Hace unos días como cada lunes al despertar, entre calumnias y rayos de Sol, me dispuse a pedir un deseo tirando una moneda de Monopoly a la piscina. Mi deseo era accesible y nada del otro mundo, ni opulencias, ni muertos vivientes, solamente pedía no tener que ir a clase. Es algo que anhelo desde el primer día que pisé un aula llena de pequeños troles malnacidos hijos de satanás, sin necesidad de ofender a nadie. Lo que sucede, es que nunca se había cumplido, nunca. Hasta ahora. Los astros se alinearon y como si fuese la protagonista de una película de serie B, de repente Papá, con un aire pesaroso, nos sentó en el comedor y nos dijo que no podíamos salir de casa en ninguna circunstancia. No podía ser más feliz, controlaba el destino a mi antojo, me puse a saltar en pijama mientras preparaba mi próximo golpe. No podía desperdiciar el poder que me había confiado el mundo. Ni siquiera pedí explicaciones sobre cuál era el motivo de nuestra reclusión, ni se me pasó por la cabeza que esta no fuese totalmente voluntaria. Pensé que a Mamá se le había antojado quedarse a ver una serie y que Papá solo había podido asentir ante un plan tan acertado. Todo estaba saliendo a pedir de boca, ¿qué mal podía terminar arrancándome la sonrisa triunfadora? Siempre soñé con dominar el mundo, pero ahora podía hacerlo desde la sombra y sin interactuar con ningún ente pudiente y maloliente.

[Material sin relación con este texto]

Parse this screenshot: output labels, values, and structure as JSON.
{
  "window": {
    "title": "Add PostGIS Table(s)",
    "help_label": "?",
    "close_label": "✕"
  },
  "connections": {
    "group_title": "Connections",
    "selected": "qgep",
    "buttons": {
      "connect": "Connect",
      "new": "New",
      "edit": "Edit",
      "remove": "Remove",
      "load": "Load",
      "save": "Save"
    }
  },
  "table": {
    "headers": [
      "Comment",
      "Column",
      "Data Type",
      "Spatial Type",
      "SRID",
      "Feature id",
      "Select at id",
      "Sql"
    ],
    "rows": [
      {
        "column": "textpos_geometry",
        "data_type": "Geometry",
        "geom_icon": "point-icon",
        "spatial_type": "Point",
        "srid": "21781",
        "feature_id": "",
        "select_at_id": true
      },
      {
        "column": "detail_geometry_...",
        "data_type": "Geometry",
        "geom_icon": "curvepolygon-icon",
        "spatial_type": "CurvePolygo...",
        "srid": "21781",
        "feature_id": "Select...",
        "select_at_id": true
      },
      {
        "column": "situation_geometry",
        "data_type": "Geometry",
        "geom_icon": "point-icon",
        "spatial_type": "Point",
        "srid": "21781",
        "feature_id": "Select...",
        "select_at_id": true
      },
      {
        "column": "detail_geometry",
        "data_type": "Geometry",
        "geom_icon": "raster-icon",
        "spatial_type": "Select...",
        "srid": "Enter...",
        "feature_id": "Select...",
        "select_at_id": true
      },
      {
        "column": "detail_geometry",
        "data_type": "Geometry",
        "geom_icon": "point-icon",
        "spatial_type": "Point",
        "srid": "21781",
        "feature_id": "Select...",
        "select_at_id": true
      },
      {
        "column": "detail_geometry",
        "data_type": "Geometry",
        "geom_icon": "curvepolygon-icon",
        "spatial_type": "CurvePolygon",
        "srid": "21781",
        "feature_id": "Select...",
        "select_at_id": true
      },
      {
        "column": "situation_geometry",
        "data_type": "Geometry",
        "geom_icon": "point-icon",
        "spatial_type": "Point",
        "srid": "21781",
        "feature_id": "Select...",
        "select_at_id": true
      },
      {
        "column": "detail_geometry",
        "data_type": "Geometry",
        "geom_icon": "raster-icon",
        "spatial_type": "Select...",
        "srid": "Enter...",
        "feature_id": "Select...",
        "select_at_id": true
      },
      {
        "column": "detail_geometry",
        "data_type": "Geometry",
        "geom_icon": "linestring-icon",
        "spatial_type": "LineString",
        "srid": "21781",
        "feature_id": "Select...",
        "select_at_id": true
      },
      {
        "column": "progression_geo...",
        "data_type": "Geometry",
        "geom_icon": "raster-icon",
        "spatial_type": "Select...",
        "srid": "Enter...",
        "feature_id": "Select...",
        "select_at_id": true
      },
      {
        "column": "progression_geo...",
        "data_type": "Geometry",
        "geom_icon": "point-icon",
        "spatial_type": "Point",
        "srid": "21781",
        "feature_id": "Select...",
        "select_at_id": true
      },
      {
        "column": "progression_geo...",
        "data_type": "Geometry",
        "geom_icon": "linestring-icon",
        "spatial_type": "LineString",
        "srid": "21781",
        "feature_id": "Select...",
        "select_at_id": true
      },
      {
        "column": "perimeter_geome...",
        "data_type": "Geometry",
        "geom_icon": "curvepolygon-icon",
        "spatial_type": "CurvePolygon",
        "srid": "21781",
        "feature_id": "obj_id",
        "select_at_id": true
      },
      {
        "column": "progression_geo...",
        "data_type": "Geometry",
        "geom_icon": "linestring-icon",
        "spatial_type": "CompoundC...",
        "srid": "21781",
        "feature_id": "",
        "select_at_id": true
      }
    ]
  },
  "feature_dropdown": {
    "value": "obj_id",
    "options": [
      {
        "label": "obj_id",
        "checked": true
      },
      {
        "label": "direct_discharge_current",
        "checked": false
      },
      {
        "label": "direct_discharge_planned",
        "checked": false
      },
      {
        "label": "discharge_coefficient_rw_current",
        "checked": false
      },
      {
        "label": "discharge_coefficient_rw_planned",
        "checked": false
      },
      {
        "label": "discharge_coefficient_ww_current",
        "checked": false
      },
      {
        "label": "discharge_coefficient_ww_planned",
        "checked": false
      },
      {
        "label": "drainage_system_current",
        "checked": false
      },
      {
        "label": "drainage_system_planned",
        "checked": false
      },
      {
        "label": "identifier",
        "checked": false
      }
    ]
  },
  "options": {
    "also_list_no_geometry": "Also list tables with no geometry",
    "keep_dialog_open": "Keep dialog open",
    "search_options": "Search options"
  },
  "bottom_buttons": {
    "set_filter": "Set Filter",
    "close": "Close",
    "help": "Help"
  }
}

Me planeé el día perfecto: por la mañana saqué la caja de disfraces polvorienta del sótano y me vestí con lo que parecía un saco de colorines. A mediodía, me convertí en fotógrafa de safaris o también mal dichos: paparazzis de gatos, y pude captar los momentos más vergonzosos de las criaturas con las que me jugaba el mando día a día. Más tarde, me dediqué a la pintura y cuando ya había logrado un nivel comparable con el de Leonardo Da Vinci, llegó mi gran tormento, algo con lo que no contaba y que acabaría haciendo trizas mi felicidad. De repente los colores eran menos vívidos, mis brazos eran más pesados y la cabeza me llegaba al suelo. Ante mí, una bola negra apática y con cara de pocos amigos me perseguía sin ganas. Era mi némesis, mi gran enemigo: el aburrimiento. Empezó a aplastarme y a dejarme sin energía y me encontré tumbada mirando hacia arriba con los ojos caídos, culpándome de todo. Era el fin, todo por no querer ir al colegio. Hasta los gatos me miraban y cuchicheaban. Todo estaba perdido. Cuando sin querer, oí un ruido que notificaba un bien desconocido. Mamá se acercó, me cargó como a un saco de patatas y me sentó en la silla, y me dijo con mirada desconfiada:
-Tú granuja, no te salvas ni con la cuarentena, tu profesora acaba de mandarnos los deberes, así que, a trabajar, ya.
Dichosas tecnologías que me convertían en dueña soberana y esclava a la vez. ¿Quién me iba a decir a mí, que los deberes me salvarían el pellejo?
Cuidado con lo que deseáis que os puede traer divertidas consecuencias.
Relato e Ilustración de Riastone.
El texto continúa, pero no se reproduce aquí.